AR Long Video & Train-Test Gap: Self-Forcing simulates inference conditions during training by using KV cache rollout conditioned on its own output, which serves as the direct foundation for the short-training control and distillation pipeline. MAGI-1 scales AR to large models but requires manual KV window tuning for prompt switching. LongLive systematizes these points.
Diffusion × AR Hybrid Paradigms: SkyReels-V2 (diffusion forcing + structure planning) and FramePack have strong quality but are slow, highlighting the efficiency cost of bidirectional attention that cannot utilize KV caching.
Rediscovery of Attention Sinks: Borrowing the attention sink concept from LLMs but correcting the old conclusion that "sinks are ineffective in video"—the key is providing a foundation through long training. This is insightful for future work on long-context video and world models.
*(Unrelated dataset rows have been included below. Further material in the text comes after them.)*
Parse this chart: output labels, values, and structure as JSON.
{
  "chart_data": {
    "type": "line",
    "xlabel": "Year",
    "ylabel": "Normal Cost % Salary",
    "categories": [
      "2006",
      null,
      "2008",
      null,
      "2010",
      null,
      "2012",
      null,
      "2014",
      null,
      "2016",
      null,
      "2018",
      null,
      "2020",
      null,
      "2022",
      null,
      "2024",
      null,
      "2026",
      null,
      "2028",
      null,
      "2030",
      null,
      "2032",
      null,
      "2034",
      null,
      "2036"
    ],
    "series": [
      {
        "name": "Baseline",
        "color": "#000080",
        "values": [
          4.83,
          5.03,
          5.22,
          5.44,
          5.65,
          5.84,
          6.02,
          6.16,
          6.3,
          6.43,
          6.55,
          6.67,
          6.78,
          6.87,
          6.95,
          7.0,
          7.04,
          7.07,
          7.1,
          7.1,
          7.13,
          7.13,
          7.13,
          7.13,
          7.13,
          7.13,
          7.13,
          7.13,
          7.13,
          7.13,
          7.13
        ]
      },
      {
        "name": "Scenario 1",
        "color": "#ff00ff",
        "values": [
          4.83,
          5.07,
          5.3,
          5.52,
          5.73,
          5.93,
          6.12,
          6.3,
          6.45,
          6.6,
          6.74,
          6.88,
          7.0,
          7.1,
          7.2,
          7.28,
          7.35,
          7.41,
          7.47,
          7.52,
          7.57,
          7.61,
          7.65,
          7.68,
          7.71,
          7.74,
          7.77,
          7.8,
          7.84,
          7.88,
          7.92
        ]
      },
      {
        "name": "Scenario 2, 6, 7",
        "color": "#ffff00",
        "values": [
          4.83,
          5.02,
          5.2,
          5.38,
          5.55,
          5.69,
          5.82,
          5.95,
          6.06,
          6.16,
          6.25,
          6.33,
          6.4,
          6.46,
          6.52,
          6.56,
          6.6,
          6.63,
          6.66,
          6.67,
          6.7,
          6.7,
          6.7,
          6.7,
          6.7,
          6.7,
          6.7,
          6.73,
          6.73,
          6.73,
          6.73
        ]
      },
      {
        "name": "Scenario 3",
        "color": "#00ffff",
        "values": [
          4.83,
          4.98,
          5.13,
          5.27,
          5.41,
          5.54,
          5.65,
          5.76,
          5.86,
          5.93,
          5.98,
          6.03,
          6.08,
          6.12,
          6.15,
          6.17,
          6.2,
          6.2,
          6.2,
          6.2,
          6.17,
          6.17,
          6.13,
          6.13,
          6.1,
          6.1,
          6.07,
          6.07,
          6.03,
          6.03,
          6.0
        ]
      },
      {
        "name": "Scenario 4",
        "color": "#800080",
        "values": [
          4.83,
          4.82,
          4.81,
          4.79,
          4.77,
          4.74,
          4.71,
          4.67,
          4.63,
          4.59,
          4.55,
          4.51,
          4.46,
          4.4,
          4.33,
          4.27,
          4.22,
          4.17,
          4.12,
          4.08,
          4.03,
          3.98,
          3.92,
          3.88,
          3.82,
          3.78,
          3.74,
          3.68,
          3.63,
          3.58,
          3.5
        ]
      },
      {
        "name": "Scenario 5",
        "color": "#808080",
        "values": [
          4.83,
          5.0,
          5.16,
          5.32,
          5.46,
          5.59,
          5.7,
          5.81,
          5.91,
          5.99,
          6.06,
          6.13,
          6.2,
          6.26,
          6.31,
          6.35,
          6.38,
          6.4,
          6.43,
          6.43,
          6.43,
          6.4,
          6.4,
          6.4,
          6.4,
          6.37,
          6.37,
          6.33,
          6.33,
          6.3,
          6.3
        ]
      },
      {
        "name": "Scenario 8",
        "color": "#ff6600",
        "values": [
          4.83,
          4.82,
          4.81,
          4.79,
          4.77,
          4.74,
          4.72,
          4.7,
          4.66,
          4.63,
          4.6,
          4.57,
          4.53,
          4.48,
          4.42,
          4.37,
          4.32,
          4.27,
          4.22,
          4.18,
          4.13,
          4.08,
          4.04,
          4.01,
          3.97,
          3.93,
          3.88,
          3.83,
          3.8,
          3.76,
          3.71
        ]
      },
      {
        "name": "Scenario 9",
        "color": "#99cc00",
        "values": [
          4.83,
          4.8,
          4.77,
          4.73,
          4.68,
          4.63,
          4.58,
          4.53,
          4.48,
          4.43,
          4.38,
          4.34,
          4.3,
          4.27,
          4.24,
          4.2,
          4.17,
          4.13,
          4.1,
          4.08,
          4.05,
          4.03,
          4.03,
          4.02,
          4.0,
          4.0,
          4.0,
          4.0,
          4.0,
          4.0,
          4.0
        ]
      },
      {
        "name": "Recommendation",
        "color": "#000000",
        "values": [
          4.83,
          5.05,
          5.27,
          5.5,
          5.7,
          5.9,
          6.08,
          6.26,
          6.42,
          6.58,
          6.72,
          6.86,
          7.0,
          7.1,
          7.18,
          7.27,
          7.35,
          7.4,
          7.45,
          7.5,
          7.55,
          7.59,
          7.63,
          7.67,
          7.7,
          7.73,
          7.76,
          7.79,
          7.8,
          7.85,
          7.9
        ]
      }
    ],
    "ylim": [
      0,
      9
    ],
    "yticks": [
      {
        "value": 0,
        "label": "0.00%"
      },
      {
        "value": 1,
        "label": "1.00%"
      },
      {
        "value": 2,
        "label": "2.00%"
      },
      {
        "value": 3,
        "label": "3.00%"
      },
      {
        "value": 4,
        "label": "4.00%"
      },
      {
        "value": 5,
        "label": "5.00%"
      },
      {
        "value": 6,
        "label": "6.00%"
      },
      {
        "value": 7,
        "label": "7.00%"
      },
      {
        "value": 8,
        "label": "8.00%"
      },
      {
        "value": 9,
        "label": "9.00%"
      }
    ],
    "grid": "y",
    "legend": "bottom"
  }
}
Streaming Generation: StreamDiT (windowed diffusion) and AAPT (adversarial post-training for 1-NFE interaction) take the GAN or diffusion routes, while LongLive adheres to distribution-matching and long-training distillation for text-driven multi-minute generation.

Rating¶

Novelty: ⭐⭐⭐⭐ — Both KV-recache and the "long training as prerequisite" insight are novel; the three modules form a system design rather than a stack of tricks.
Experimental Thoroughness: ⭐⭐⭐⭐ — Covers short/long/interactive scenarios, multiple baselines, component ablation, user studies, and INT8/SANA-Video transfers; slightly less a star due to the lack of a standardized interactive benchmark.
Writing Quality: ⭐⭐⭐⭐ — Clear logic from motivation to diagnosis to method, with effective diagrams (KV-recache, streaming pipeline, window/sink comparisons).
Value: ⭐⭐⭐⭐⭐ — 20.7 FPS real-time interactive 240-second generation on a single H100 with open-source code; high engineering and product value.